Beirut in my heart
Alexandre Najjar who was born in Beirut in 1967 is a writer, literary critic and lawyer who shares his time between Beirut and Paris. He has written some thirty books, including historical novels. He is also the editor in chief of the magazine L’Orient littéraire.
His book L’école de la guerre has been published in Swedish (Krigets skola) and tells the story of his upbringing in Beirut during the civil war. Najjar has also written several books, including a biography, on the Lebanese-American writer Gibran Khalil Gibran, one of the most important writers of the literary Mahjar-movement (the diaspora writers of the late 1800s and early 1900s).

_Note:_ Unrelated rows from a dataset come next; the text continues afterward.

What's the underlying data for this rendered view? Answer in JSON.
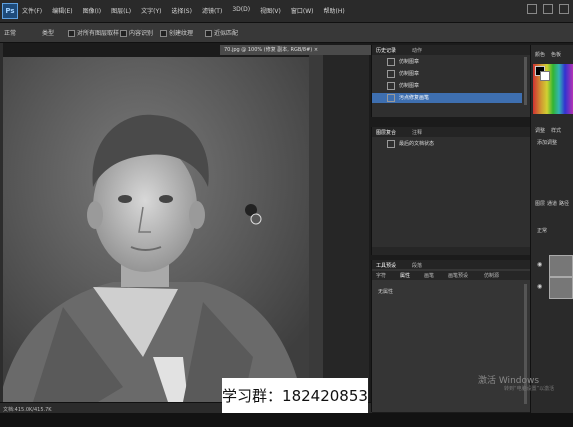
{
  "app": {
    "logo": "Ps"
  },
  "menu": {
    "items": [
      "文件(F)",
      "编辑(E)",
      "图像(I)",
      "图层(L)",
      "文字(Y)",
      "选择(S)",
      "滤镜(T)",
      "3D(D)",
      "视图(V)",
      "窗口(W)",
      "帮助(H)"
    ]
  },
  "options": {
    "brush": "正常",
    "mode": "类型",
    "sample_all": "对所有图层取样",
    "content_aware": "内容识别",
    "create_texture": "创建纹理",
    "proximity": "近似匹配"
  },
  "document": {
    "tab": "70.jpg @ 100% (修复 副本, RGB/8#) ×"
  },
  "status": {
    "text": "文档:415.0K/415.7K"
  },
  "history_panel": {
    "tabs": [
      "历史记录",
      "动作"
    ],
    "rows": [
      {
        "label": "仿制图章",
        "selected": false
      },
      {
        "label": "仿制图章",
        "selected": false
      },
      {
        "label": "仿制图章",
        "selected": false
      },
      {
        "label": "污点修复画笔",
        "selected": true
      }
    ]
  },
  "channels_panel": {
    "tabs": [
      "图层复合",
      "注释"
    ],
    "row": "最后的文档状态"
  },
  "properties_panel": {
    "tabs": [
      "工具预设",
      "段落",
      "字符",
      "属性",
      "画笔",
      "画笔预设",
      "仿制源"
    ],
    "label": "无属性"
  },
  "right_strip": {
    "tabs": [
      "颜色",
      "色板",
      "调整",
      "样式",
      "图层",
      "通道",
      "路径"
    ],
    "add_adjustment": "添加调整",
    "blend": "正常"
  },
  "watermark": {
    "qq_text": "学习群：182420853",
    "activate": "激活 Windows",
    "activate_sub": "转到“电脑设置”以激活"
  }
}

Here Najjar takes us back to the apocalypse of the Beirut explosion. He is immediately thrown back to the violence and destruction of the civil war. The impunity in a city once known as the Mother of Laws will not go unchallenged. The city that has been laid in ruins many times over, always rises. Najjar pledges, as if casting a spell, that the city will rise again. To honor the dead, with a promise of justice to come.

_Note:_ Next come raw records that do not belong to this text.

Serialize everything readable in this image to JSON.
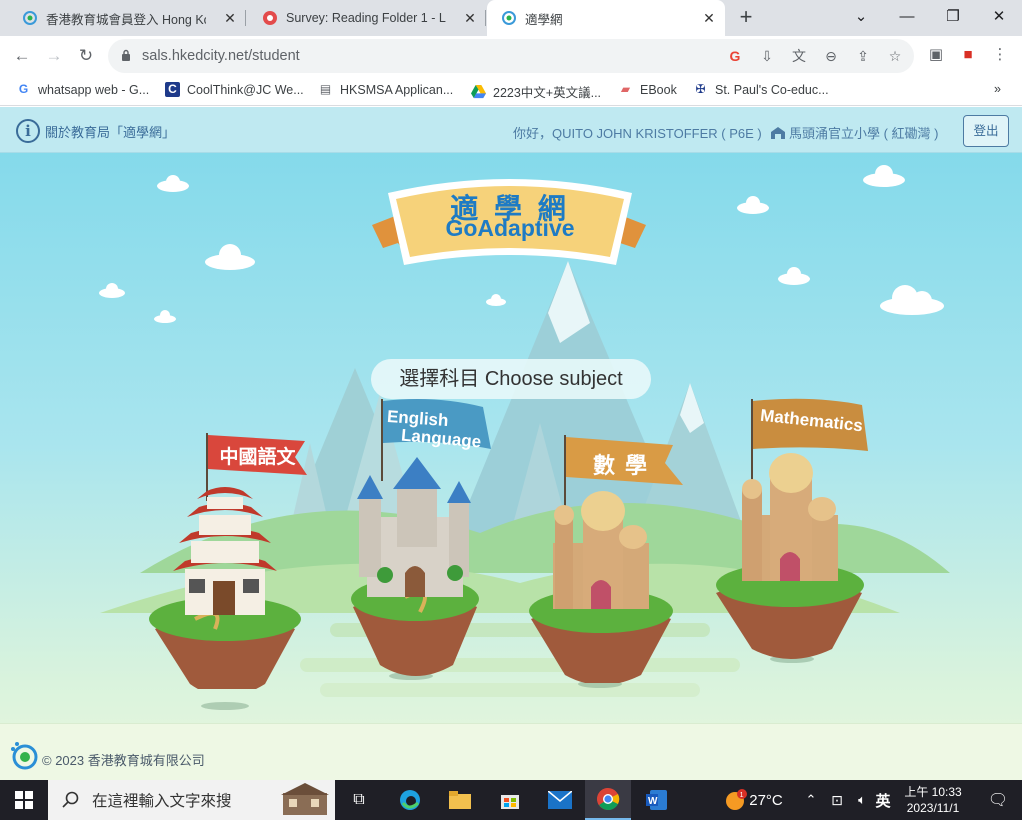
{
  "browser": {
    "tabs": [
      {
        "title": "香港教育城會員登入 Hong Kong"
      },
      {
        "title": "Survey: Reading Folder 1 - Lea"
      },
      {
        "title": "適學網"
      }
    ],
    "url": "sals.hkedcity.net/student",
    "bookmarks": [
      {
        "label": "whatsapp web - G..."
      },
      {
        "label": "CoolThink@JC We..."
      },
      {
        "label": "HKSMSA Applican..."
      },
      {
        "label": "2223中文+英文議..."
      },
      {
        "label": "EBook"
      },
      {
        "label": "St. Paul's Co-educ..."
      }
    ],
    "bookmarks_more": "»"
  },
  "site": {
    "about": "關於教育局「適學網」",
    "greeting": "你好，QUITO JOHN KRISTOFFER ( P6E )",
    "school": "馬頭涌官立小學 ( 紅磡灣 )",
    "logout": "登出",
    "logo_cn": "適 學 網",
    "logo_en": "GoAdaptive",
    "choose": "選擇科目 Choose subject",
    "subjects": [
      {
        "label": "中國語文"
      },
      {
        "label_line1": "English",
        "label_line2": "Language"
      },
      {
        "label": "數 學"
      },
      {
        "label": "Mathematics"
      }
    ],
    "copyright": "© 2023 香港教育城有限公司"
  },
  "taskbar": {
    "search_placeholder": "在這裡輸入文字來搜",
    "weather": "27°C",
    "weather_badge": "1",
    "ime": "英",
    "time": "上午 10:33",
    "date": "2023/11/1"
  },
  "colors": {
    "brand": "#3a6c99",
    "chinese_flag": "#d9473c",
    "english_flag": "#4a9ac4",
    "math_cn_flag": "#d99b45",
    "math_en_flag": "#c98d3f"
  }
}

By Maya Abdullah, Swedish writer, journalist, lawyer and board member of Swedish PEN
Beirut, August 4, 2020.
I feel like an earthquake, then an explosion of incredible violence that blows the windows, destroys the facades and carries everything in its path, like a hurricane. I go back 30 years to the time of the war, when cars and shells exploded in the midst of the population, killing dozens of innocent people...

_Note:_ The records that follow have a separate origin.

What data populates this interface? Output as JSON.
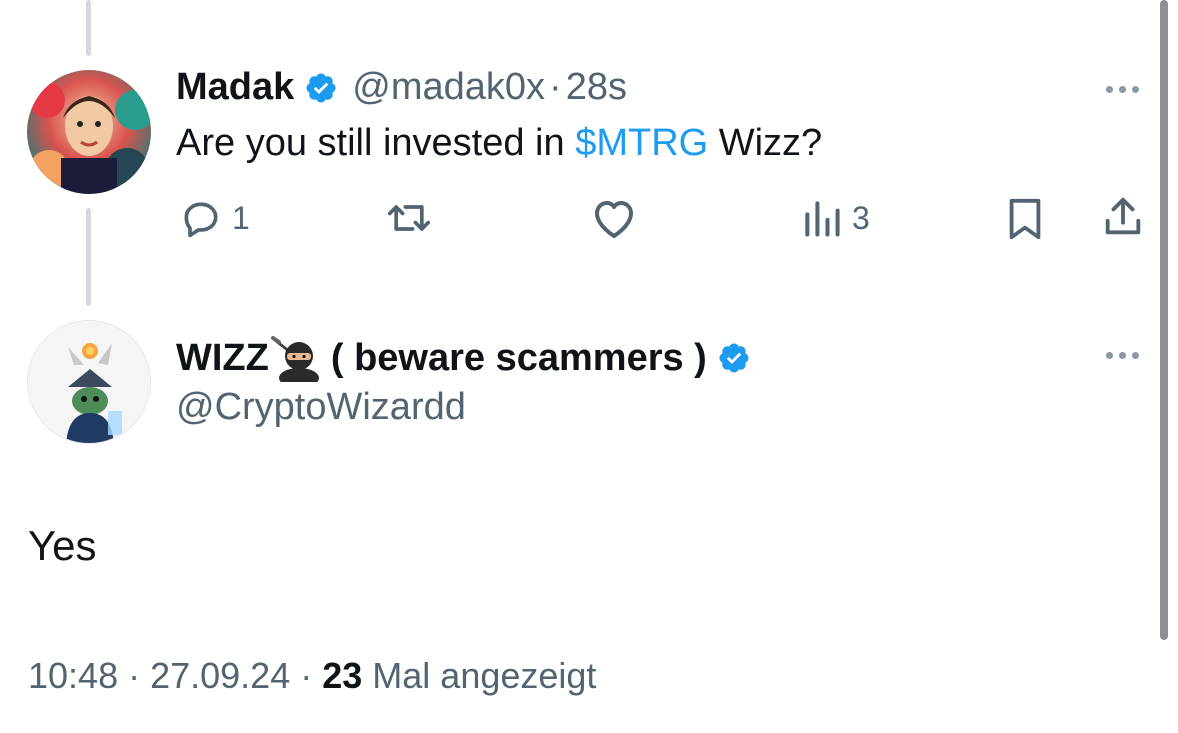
{
  "tweet1": {
    "display_name": "Madak",
    "handle": "@madak0x",
    "separator": "·",
    "time": "28s",
    "text_before": "Are you still invested in ",
    "cashtag": "$MTRG",
    "text_after": " Wizz?",
    "actions": {
      "reply_count": "1",
      "retweet_count": "",
      "like_count": "",
      "views_count": "3"
    }
  },
  "tweet2": {
    "display_name": "WIZZ",
    "name_suffix": " ( beware scammers )",
    "name_emoji": "ninja",
    "handle": "@CryptoWizardd",
    "text": "Yes"
  },
  "footer": {
    "time": "10:48",
    "sep1": " · ",
    "date": "27.09.24",
    "sep2": " · ",
    "views": "23",
    "views_label": " Mal angezeigt"
  },
  "colors": {
    "accent": "#1d9bf0",
    "text": "#0f1419",
    "muted": "#536471",
    "thread_line": "#cfd9de"
  },
  "icons": [
    "verified-badge-icon",
    "more-icon",
    "reply-icon",
    "retweet-icon",
    "like-icon",
    "views-icon",
    "bookmark-icon",
    "share-icon",
    "ninja-emoji-icon"
  ]
}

I inspect the damage. Apocalypse scenes. Beirut, my hometown, burned to the ground by a gang of murderers who stockpiled a ticking time bomb at the port, a few meters from the residential areas. I mourn the victims and the memories confiscated from me. The culprits will have to be punished because Beirut, which in Roman times housed the Beryte Law School, was baptized "the mother of laws" and as such will never accept that those responsible get away with it. To the victims we must promise this justice. Our dead will be honoured. And our wounded avenged. For there is no room for oblivion in this tragedy. But first, we must heal our wounds, straighten out, rebuild, regain faith in this Lebanon that has so often betrayed our trust and turned our hopes into despair... There are male and female cities. Beirut is a woman, obviously, like the one who carries the torch of Freedom, like the one who, in the famous Delacroix painting, guides the revolution. It is said that this city has been destroyed and rebuilt seven times. This is therefore the eighth time she has been disfigured.
Down on her knees, she will rise up, brave and proud, despite her wounds and scars... Let those who believe that Beirut is dead undeceive themselves. Beirut is out of space and time. She is from those places that no one can annihilate. Like Paradise.